By Brigid McGuire
“Those who can, do; those who can’t, teach.” These now-popular words, adapted from George Bernard Shaw’s 1903 drama “Man and Superman,” seem to have ingrained themselves in the minds of the general American population. Young teachers are often asked the question, “Why are you just a teacher?” or “What are you going to do after teaching?”
There is a prominent notion that teaching is an easy job to fall back on if a person has not yet decided on a career path to follow or is in a transitional period in between careers. This attitude toward the profession of teaching needs to change, not only for the benefit of teachers and students, but also for the benefit of greater society.
It is safe to say that the American public values education, and that can be seen in the sweeping reforms and the push for higher standards. But ironically, the value of teaching as a profession is not held in high regard. Teaching is a profession that should be taken seriously and teachers should be respected as professionals if we have any hopes of increasing the quality of American education.
Programs like Teach for America — while they have the best intentions — seem to only exacerbate this profound lack of respect for the profession of teaching.

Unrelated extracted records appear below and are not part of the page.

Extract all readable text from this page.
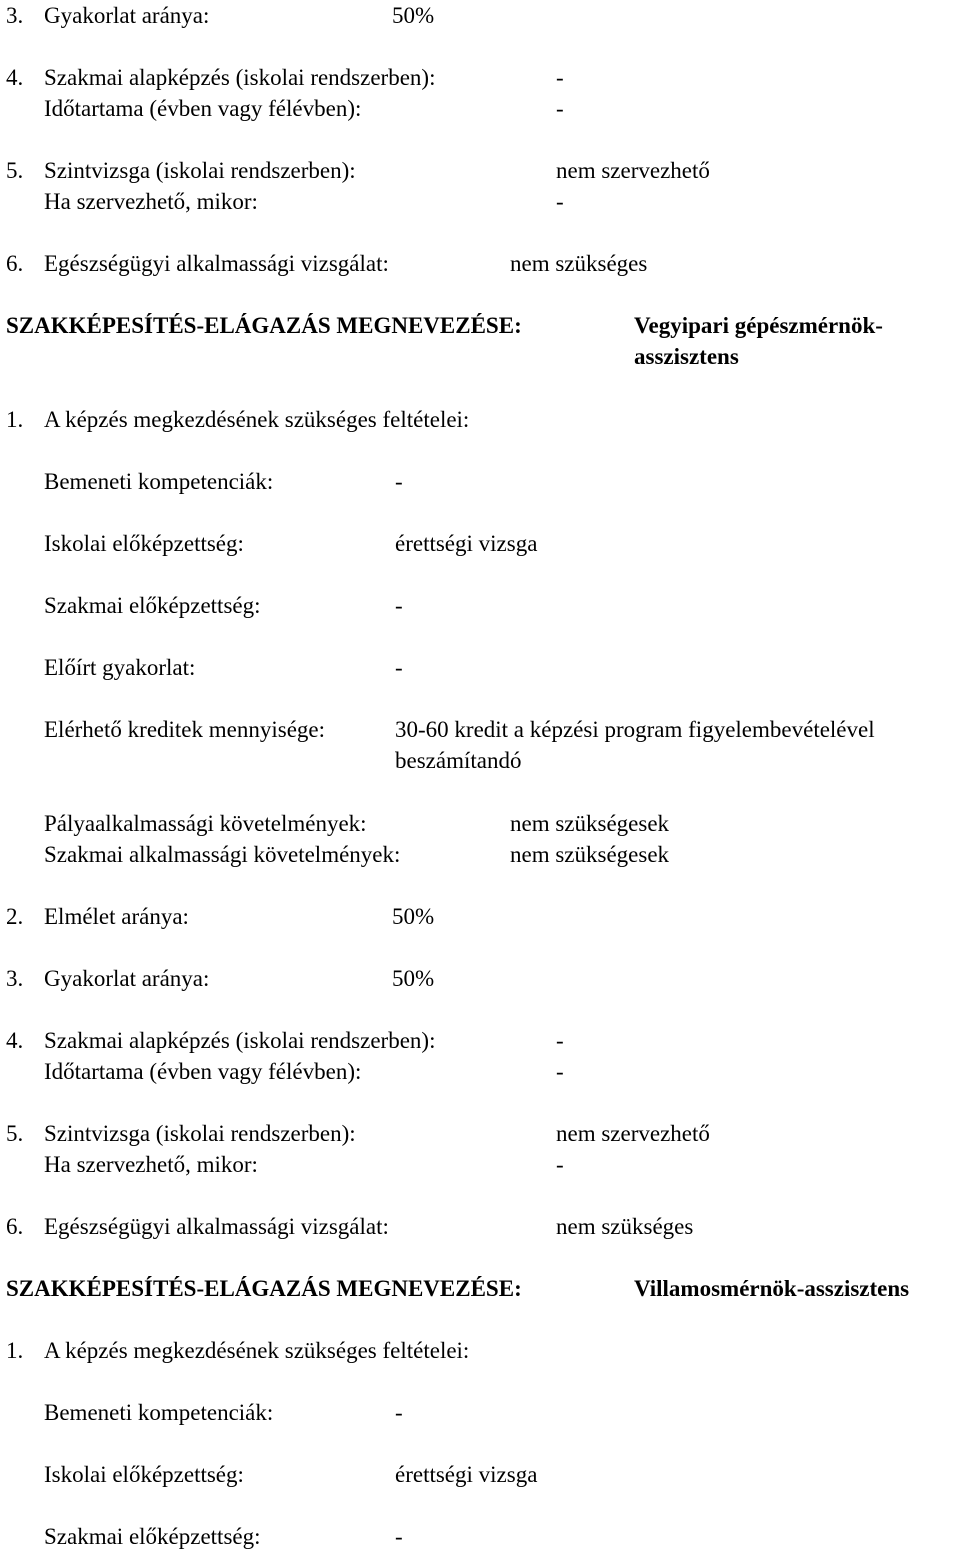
3. Gyakorlat aránya:	50%
4. Szakmai alapképzés (iskolai rendszerben):	-
Időtartama (évben vagy félévben):	-
5. Szintvizsga (iskolai rendszerben):	nem szervezhető
Ha szervezhető, mikor:	-
6. Egészségügyi alkalmassági vizsgálat:	nem szükséges
SZAKKÉPESÍTÉS-ELÁGAZÁS MEGNEVEZÉSE:	Vegyipari gépészmérnök-
asszisztens
1. A képzés megkezdésének szükséges feltételei:
Bemeneti kompetenciák:	-
Iskolai előképzettség:	érettségi vizsga
Szakmai előképzettség:	-
Előírt gyakorlat:	-
Elérhető kreditek mennyisége:	30-60 kredit a képzési program figyelembevételével
beszámítandó
Pályaalkalmassági követelmények:	nem szükségesek
Szakmai alkalmassági követelmények:	nem szükségesek
2. Elmélet aránya:	50%
3. Gyakorlat aránya:	50%
4. Szakmai alapképzés (iskolai rendszerben):	-
Időtartama (évben vagy félévben):	-
5. Szintvizsga (iskolai rendszerben):	nem szervezhető
Ha szervezhető, mikor:	-
6. Egészségügyi alkalmassági vizsgálat:	nem szükséges
SZAKKÉPESÍTÉS-ELÁGAZÁS MEGNEVEZÉSE:	Villamosmérnök-asszisztens
1. A képzés megkezdésének szükséges feltételei:
Bemeneti kompetenciák:	-
Iskolai előképzettség:	érettségi vizsga
Szakmai előképzettség:	-
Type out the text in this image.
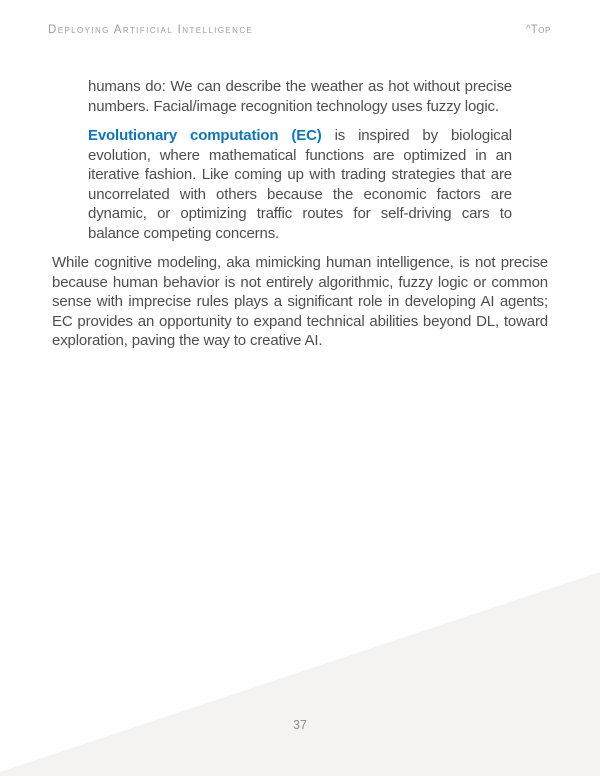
Deploying Artificial Intelligence	^Top

humans do: We can describe the weather as hot without precise numbers. Facial/image recognition technology uses fuzzy logic.

Evolutionary computation (EC) is inspired by biological evolution, where mathematical functions are optimized in an iterative fashion. Like coming up with trading strategies that are uncorrelated with others because the economic factors are dynamic, or optimizing traffic routes for self-driving cars to balance competing concerns.

While cognitive modeling, aka mimicking human intelligence, is not precise because human behavior is not entirely algorithmic, fuzzy logic or common sense with imprecise rules plays a significant role in developing AI agents; EC provides an opportunity to expand technical abilities beyond DL, toward exploration, paving the way to creative AI.

37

Teach for America recruits recently graduated young adults to work in low-income, inner-city schools in exchange for the payment of loans and a decent teacher salary. The expectation is that these teachers will hold short-term positions as a means to eliminate their own debt.
These teachers enter into what is perhaps one of the most difficult teaching environments with minimal training and support. Often they work for only a few years with the intentions of pursuing a different career entirely. This creates a learning environment where teachers are frequently turned over and there is an expectation of minimal commitment.
Furthermore, with the growing popularity of charter schools, in which usually only a bachelor’s degree is needed to teach, people are entering the profession without the pedagogical knowledge to best meet the needs of students and without the intentions of being a long-term and dedicated teacher. It is false to assume that anyone can walk into a classroom after a few weeks of training and be successful in the profession of teaching.
If, as a society, we truly value education, then we must begin with valuing our dedicated teachers. Teachers must know that they are valued, and also must desire to grow in their profession just as any other serious professional would. We need to adopt the attitude that those who can, teach.